ROMA – La riforma della giustizia non è “ad personam” perché non c’entra niente “coi processi in corso”: Silvio Berlusconi ha presentato il disegno di legge (approvato dal Consiglio dei Ministri) come “un punto di svolta”. Berlusconi ha ironizzato sulla limitazione di potere che spetterebbe ai pm con la riforma: “Dovranno rivolgersi al giudice con il cappello in mano”.
Secondo il premier (che ha ascsiurato che si toglierà “belle soddisfazioni” durante i processi) quello della riforma è un cambiamento che se fosse stato introdotto 20 anni fa avrebbe evitato “l’esondazione, l’invasione della magistratura nella politica e quelle situazioni che hanno portato nel corso della storia degli ultimi venti anni a cambiamenti di governo, ad un annullamento della classe dirigente nel ’93”, e soprattutto avrebbe evitato “il tentativo che è in corso attualmente di far cadere il governo per via giudiziaria”.

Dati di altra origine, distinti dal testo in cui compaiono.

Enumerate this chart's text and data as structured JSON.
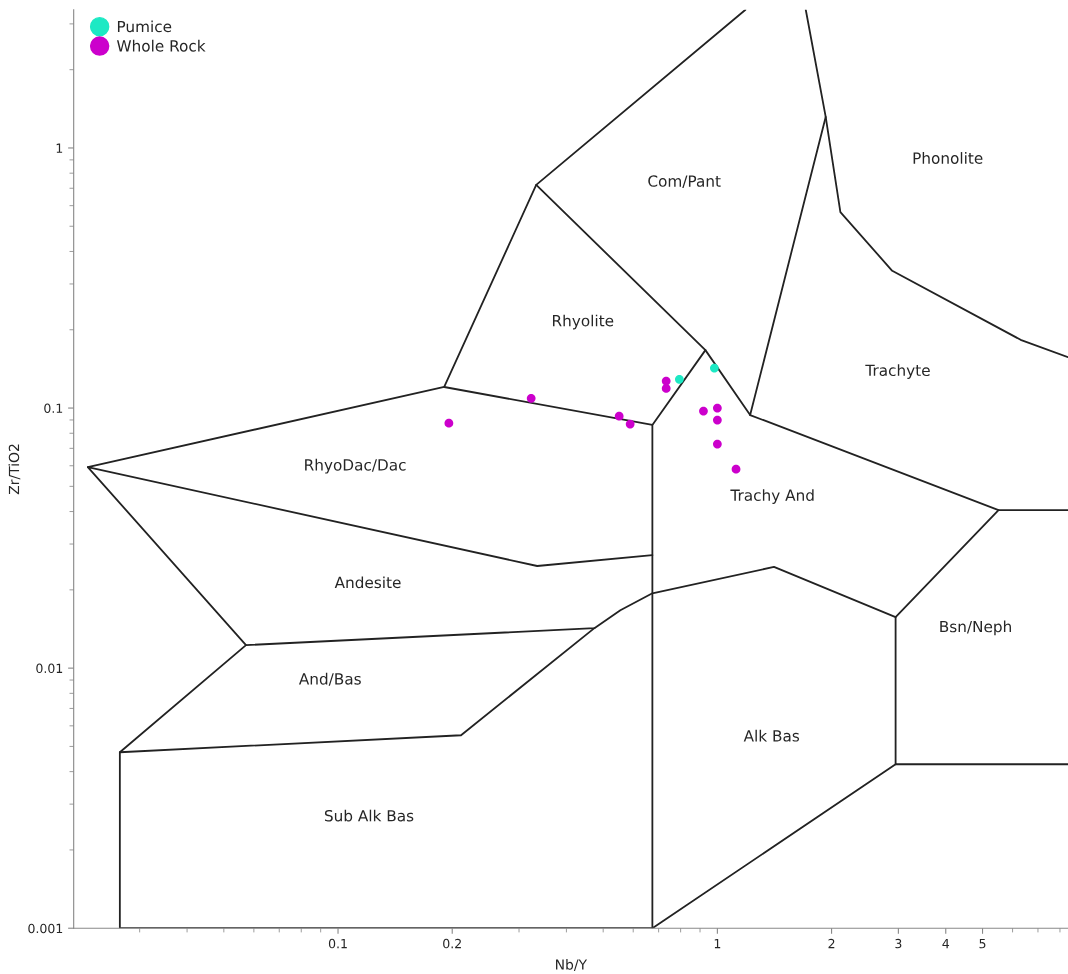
{
  "chart_data": {
    "type": "scatter",
    "xlabel": "Nb/Y",
    "ylabel": "Zr/TiO2",
    "log": "xy",
    "xlim": [
      0.0201,
      8.4
    ],
    "ylim": [
      0.001,
      3.4
    ],
    "xticks": [
      0.1,
      0.2,
      1,
      2,
      3,
      4,
      5
    ],
    "yticks": [
      0.001,
      0.01,
      0.1,
      1
    ],
    "grid": false,
    "legend": "top left",
    "series": [
      {
        "name": "Pumice",
        "marker": "circle",
        "color": "#1de9c4",
        "x": [
          0.794,
          0.982
        ],
        "values": [
          0.129,
          0.1425
        ]
      },
      {
        "name": "Whole Rock",
        "marker": "circle",
        "color": "#cc00cc",
        "x": [
          0.196,
          0.323,
          0.551,
          0.589,
          0.733,
          0.733,
          0.919,
          1.0,
          1.0,
          1.0,
          1.12
        ],
        "values": [
          0.0875,
          0.109,
          0.0931,
          0.0868,
          0.127,
          0.119,
          0.0974,
          0.1,
          0.0899,
          0.0727,
          0.0582
        ]
      },
      {
        "type": "line",
        "color": "#222222",
        "x": [
          0.0219,
          0.1905,
          0.333,
          1.186
        ],
        "values": [
          0.0593,
          0.1205,
          0.721,
          3.4
        ]
      },
      {
        "type": "line",
        "color": "#222222",
        "x": [
          0.333,
          0.93,
          0.674,
          0.674
        ],
        "values": [
          0.721,
          0.167,
          0.0861,
          0.001
        ]
      },
      {
        "type": "line",
        "color": "#222222",
        "x": [
          1.71,
          1.93,
          1.22,
          0.93
        ],
        "values": [
          3.4,
          1.316,
          0.094,
          0.167
        ]
      },
      {
        "type": "line",
        "color": "#222222",
        "x": [
          1.93,
          2.11,
          2.89,
          6.3,
          8.4
        ],
        "values": [
          1.316,
          0.567,
          0.337,
          0.183,
          0.157
        ]
      },
      {
        "type": "line",
        "color": "#222222",
        "x": [
          0.1905,
          0.674
        ],
        "values": [
          0.1205,
          0.0861
        ]
      },
      {
        "type": "line",
        "color": "#222222",
        "x": [
          1.22,
          5.51,
          8.4
        ],
        "values": [
          0.094,
          0.0405,
          0.0405
        ]
      },
      {
        "type": "line",
        "color": "#222222",
        "x": [
          5.51,
          2.95,
          2.95,
          8.4
        ],
        "values": [
          0.0405,
          0.0157,
          0.00427,
          0.00427
        ]
      },
      {
        "type": "line",
        "marker": "none",
        "color": "#222222",
        "x": [
          2.95,
          1.41,
          0.674,
          0.555,
          0.474,
          0.0572
        ],
        "values": [
          0.0157,
          0.0245,
          0.0194,
          0.0167,
          0.01425,
          0.01226
        ]
      },
      {
        "type": "line",
        "color": "#222222",
        "x": [
          2.95,
          0.674,
          0.0266,
          0.0266,
          0.0572,
          0.0219,
          0.335,
          0.674
        ],
        "values": [
          0.00427,
          0.001,
          0.001,
          0.00475,
          0.01226,
          0.0593,
          0.0247,
          0.0272
        ]
      },
      {
        "type": "line",
        "marker": "none",
        "color": "#222222",
        "x": [
          0.474,
          0.211,
          0.0266
        ],
        "values": [
          0.01425,
          0.00552,
          0.00475
        ]
      }
    ],
    "annotations": [
      "Phonolite",
      "Com/Pant",
      "Rhyolite",
      "Trachyte",
      "RhyoDac/Dac",
      "Trachy And",
      "Andesite",
      "Bsn/Neph",
      "And/Bas",
      "Alk Bas",
      "Sub Alk Bas"
    ]
  }
}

Il testo varato dal Cdm è esattamente quello proposto dallo stesso Guardasigilli e discusso anche nel corso di un colloquio di quasi due ore al Quirinale con il capo dello Stato Giorgio Napolitano. “E’ dal 1994 che volevo questa riforma – ha proseguito Berlusconi – è dai tempi della nostra discesa in campo, finalmente riusciamo a realizzare un punto fondamentale del nostro programma”.
“Abbiamo una maggioranza solida e contiamo di arrivare a 330 deputati a Montecitorio”, ha aggiunto nel corso del Consiglio dei ministri, secondo quanto riferito da fonti governative. Il presidente del Consiglio durante la riunione avrebbe poi sottolineato che il nuovo testo è “una riforma organica, di prospettiva e di profondo cambiamento che non ha nulla a che fare con i processi in corso e non è contro nessuno”.
Poi, intervenendo in conferenza stampa, Berlusconi ha ribadito che “per la prima volta nella storia della nostra Repubblica presentiamo un testo di riforma completo, organico, chiaro, convincente. Lo portiamo all’attenzione del Parlamento che lo discuterà, lo approverà e intendiamo sostenere questa riforma con una larga comunicazione. E’ una riforma che va nell’interesse dei cittadini. Sono già pronte dieci leggi di attuazione, che presenteremo in successione al Parlamento”.
Riferendosi al ridimensionamento del ruolo del pubblico ministero, uno dei punti più a cuore del premier, Berlusconi ha sintetizzato con una battuta: “Il pm per parlare con il giudice dovrà fissare l’appuntamento e battere con il cappello in mano e possibilmente dargli del lei”.
Il Ddl costituzionale contiene la separazione delle carriere fra giudici e pubblici ministeri, l’estensione della responsabilità civile del giudice, nonché due Csm separati, entrambi presieduti dal presidente della Repubblica, come previsto nella bozza 2anticipata ieri. Il cardine, ha illustrato in conferenza stampa Alfano, è la divisione tra giudici e pm. La riforma, ha sottolineato, “pone al centro la parità tra accusa e difesa. E’ un impegno che abbiamo assunto con i cittadini. Ed è quello che stiamo sostenendo dal 1994”.
Il giudice, ha aggiunto, diventa colui che è davvero sopra le parti perché non è più pari al pm. Giudice e pm, ha insistito il ministro, “svolgono mestieri differenti. Il giudice deve valutare cosa gli vengono a dire accusa e difesa”.
Per questo, ha detto ancora, il Guardasigilli, “giudici e pm devono avere un organismo di governance del tutto autonomo e indipendente rispetto ai giochi interni alle correnti della magistratura e alla politica”. La responsabilità disciplinare dei di giudici e pm è stata però “estrapolata dal Csm”, con la creazione di un’Alta Corte di disciplina “composta per metà da da magistrati e per metà da eletti da Parlamento tra coloro che abbiano competenze giuridiche consolidate”. Quanto alla responsabilità civile, la riforma prevede che “il cittadino possa citare in giudizio il magistrato che ha sbagliato”. “Il principio di responsabilità è un principio di libertà”, ha sostenuto Alfano.
Altri punti destinati a scatenare polemiche sono sicuramente il divieto ad appellarsi ad una sentenza di assoluzione in primo grado e la revisione del principio di obbligatorietà dell’azione penale. Quest’ultima sarà mantenuta, ma secondo “i criteri previsti dalla legge”. “Si partirà prima dalle priorità – dice Alfano – e poi il resto. Se il giudice non potrà perseguire tutto, le priorità le definirà il parlamento”. Alfano, come aveva già fatto il premier, è tornato quindi ad assicurare che la riforma non riguarderà i procedimenti in corso. “Questi principi non si applicano ai procedimenti in corso alla data dell’entrata in vigore della legge”, ha ricordato il ministro.